Read about the stone cutter's mosque a Fatehpur Sikri, India.

Stone Cutter's Mosque Fatehpur Sikri

One of the oldest buildings in Fatehpur Sikri, Stone Cutter's mosque is situated to the west of the Jami Masjid among a number of residential houses. It has some beautiful architectural traits marking the incorporation of indigenous architectural styles in the construction but has remained neglected and is lesser-known monument in Fatehpur Sikri. It can be said to be the prototype of the other later monuments that were built here. Legends attribute its construction to the few stonecutters, who built it at their own expense.
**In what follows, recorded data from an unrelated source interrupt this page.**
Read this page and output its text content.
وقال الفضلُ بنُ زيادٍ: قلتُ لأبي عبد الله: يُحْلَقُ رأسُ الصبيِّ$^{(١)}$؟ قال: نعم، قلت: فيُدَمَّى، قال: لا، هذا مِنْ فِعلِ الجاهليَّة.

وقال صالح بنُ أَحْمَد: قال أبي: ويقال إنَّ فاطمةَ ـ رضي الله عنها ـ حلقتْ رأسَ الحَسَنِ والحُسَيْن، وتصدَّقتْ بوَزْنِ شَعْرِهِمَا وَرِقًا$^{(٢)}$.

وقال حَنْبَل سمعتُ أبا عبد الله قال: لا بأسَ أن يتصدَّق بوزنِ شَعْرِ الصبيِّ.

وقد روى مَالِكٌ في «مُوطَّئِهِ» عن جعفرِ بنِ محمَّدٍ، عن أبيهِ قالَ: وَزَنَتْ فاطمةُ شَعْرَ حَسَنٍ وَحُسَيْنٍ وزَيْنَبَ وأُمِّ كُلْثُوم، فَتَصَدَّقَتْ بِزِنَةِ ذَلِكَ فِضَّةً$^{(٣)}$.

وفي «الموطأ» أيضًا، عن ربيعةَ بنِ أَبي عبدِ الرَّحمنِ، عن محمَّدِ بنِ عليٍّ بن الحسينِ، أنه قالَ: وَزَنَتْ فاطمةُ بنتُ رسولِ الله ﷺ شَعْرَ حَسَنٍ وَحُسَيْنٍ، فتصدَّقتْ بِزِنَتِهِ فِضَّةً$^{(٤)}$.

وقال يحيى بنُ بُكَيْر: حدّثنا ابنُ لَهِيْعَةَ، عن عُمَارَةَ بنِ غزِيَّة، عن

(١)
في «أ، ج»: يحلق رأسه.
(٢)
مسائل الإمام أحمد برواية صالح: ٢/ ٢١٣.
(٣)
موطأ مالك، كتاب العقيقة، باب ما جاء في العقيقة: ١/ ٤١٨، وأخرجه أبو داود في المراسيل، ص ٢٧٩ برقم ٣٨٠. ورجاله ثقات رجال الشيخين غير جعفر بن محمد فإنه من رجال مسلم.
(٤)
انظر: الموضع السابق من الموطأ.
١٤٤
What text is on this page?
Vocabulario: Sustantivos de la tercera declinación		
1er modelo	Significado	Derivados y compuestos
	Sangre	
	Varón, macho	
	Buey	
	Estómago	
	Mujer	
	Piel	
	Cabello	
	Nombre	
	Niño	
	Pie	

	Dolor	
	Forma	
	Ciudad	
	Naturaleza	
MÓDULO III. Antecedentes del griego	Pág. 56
However, the idea does not seem to be real.

Made up of red sandstone, this mosque is very simple in architecture with an open courtyard and no dalan or minars like the other mosques of the time. Using beams and lintel construction, its main hall is divided into seven bays with the help of simple square and octagonal pillars. The arches are carved on stone slabs and are merely ornamental. 'Torana' (doorway of a Hindu tempe) shaped mihrab adorns its western wall, decorated with floral fringes and sporting sunken arch. The arch of the main façade is beautified with fringe of floral motifs and has carved rossets on either side.

The flat roof has no dome or superstructure but the monolithic struts of serpentine brackets on the façade that support the slanting chajja attracts attention. These brackets are adorned with jali art in floral and geometrical designs that look splendid. There are Arabic inscriptions from Quran too carved on the stone panels above the arches of the façade and the mihrab on the western wall that tell us about the attributes of god.